Tips For Getting More Calcium From Cabbage Meals

Small habits across the week help you draw more benefit from the calcium in cabbage. One approach is to use cabbage in at least one meal on most days, then pair it with a stronger calcium source. Over time, those extra milligrams add up.

Raw shredded cabbage in salads keeps vitamin C content high and adds a fresh crunch. Mixing red and green cabbage brings color along with slight differences in nutrient mix, since purple pigments add plant compounds that help general health. A simple mix of shredded cabbage, citrus, and a light dressing can sit beside many main dishes.

Cooked cabbage works in hearty dishes that also hold beans, lentils, or fish. Cabbage rolls filled with lentils and rice, stews that blend cabbage with potatoes and white beans, and skillet dishes with cabbage and eggs all let you tuck more calcium and protein into comfort style meals.

If you enjoy fermented foods, a spoonful of sauerkraut or kimchi on the side of meals with dairy, tofu, or canned fish can bring a little more calcium, along with probiotics and bright flavor. Just stay mindful of salt intake if you have blood pressure goals or kidney concerns.

Who Should Pay Extra Attention To Cabbage Calcium

People who avoid or limit dairy often lean more on vegetables, nuts, seeds, and fortified drinks for calcium. For someone on a vegan pattern or a lactose free pattern, cabbage becomes one piece of a wider mix that also includes calcium set tofu, fortified plant drinks, leafy greens, and canned fish if they eat seafood.

Budget conscious shoppers can benefit as well, since cabbage often costs less per pound than many other vegetables. A single head can stretch across several meals in soups, stir fries, salads, and sautés. Each serving adds a bit of calcium along with vitamins and fiber, helping maintain bone health without pushing the grocery bill up.

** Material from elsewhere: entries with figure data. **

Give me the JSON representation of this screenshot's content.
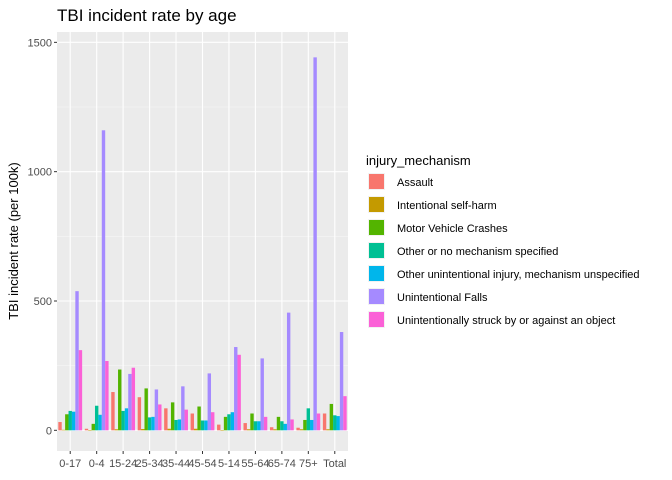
{
  "chart_data": {
    "type": "bar",
    "title": "TBI incident rate by age",
    "xlabel": "",
    "ylabel": "TBI incident rate (per 100k)",
    "ylim": [
      -80,
      1540
    ],
    "yticks": [
      0,
      500,
      1000,
      1500
    ],
    "grid": true,
    "legend_position": "right",
    "legend_title": "injury_mechanism",
    "categories": [
      "0-17",
      "0-4",
      "15-24",
      "25-34",
      "35-44",
      "45-54",
      "5-14",
      "55-64",
      "65-74",
      "75+",
      "Total"
    ],
    "series": [
      {
        "name": "Assault",
        "color": "#F8766D",
        "values": [
          32,
          6,
          148,
          128,
          85,
          65,
          22,
          28,
          12,
          10,
          65
        ]
      },
      {
        "name": "Intentional self-harm",
        "color": "#C49A00",
        "values": [
          2,
          1,
          4,
          5,
          6,
          6,
          1,
          4,
          4,
          4,
          4
        ]
      },
      {
        "name": "Motor Vehicle Crashes",
        "color": "#53B400",
        "values": [
          62,
          25,
          235,
          162,
          108,
          92,
          52,
          65,
          52,
          40,
          102
        ]
      },
      {
        "name": "Other or no mechanism specified",
        "color": "#00C094",
        "values": [
          75,
          95,
          75,
          50,
          40,
          38,
          62,
          35,
          35,
          85,
          58
        ]
      },
      {
        "name": "Other unintentional injury, mechanism unspecified",
        "color": "#00B6EB",
        "values": [
          72,
          60,
          85,
          52,
          42,
          38,
          70,
          35,
          25,
          40,
          55
        ]
      },
      {
        "name": "Unintentional Falls",
        "color": "#A58AFF",
        "values": [
          538,
          1160,
          218,
          158,
          170,
          220,
          322,
          278,
          455,
          1442,
          380
        ]
      },
      {
        "name": "Unintentionally struck by or against an object",
        "color": "#FB61D7",
        "values": [
          310,
          268,
          242,
          100,
          80,
          70,
          292,
          52,
          42,
          65,
          132
        ]
      }
    ]
  }
}
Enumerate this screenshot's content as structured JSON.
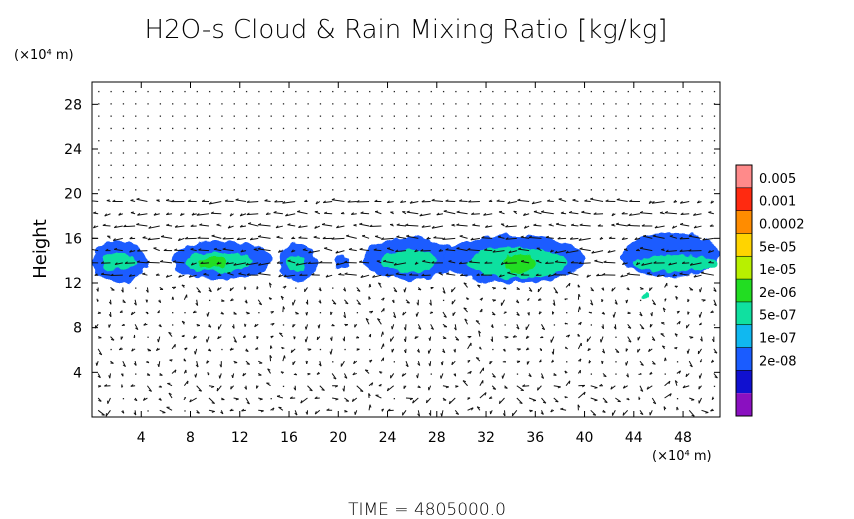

Older adults, people with smaller appetites, and anyone with a history of bone loss may still need higher calcium foods or supplements under medical guidance. In those cases, cabbage works best as a helpful vegetable that rounds out meals rather than the main source of the mineral.

For most people, the bottom line is simple. Cabbage does have calcium and a mix of other nutrients that your body uses every day. When you treat it as a regular guest on the plate and pair it with stronger calcium sources, it fits neatly into a bone friendly eating pattern.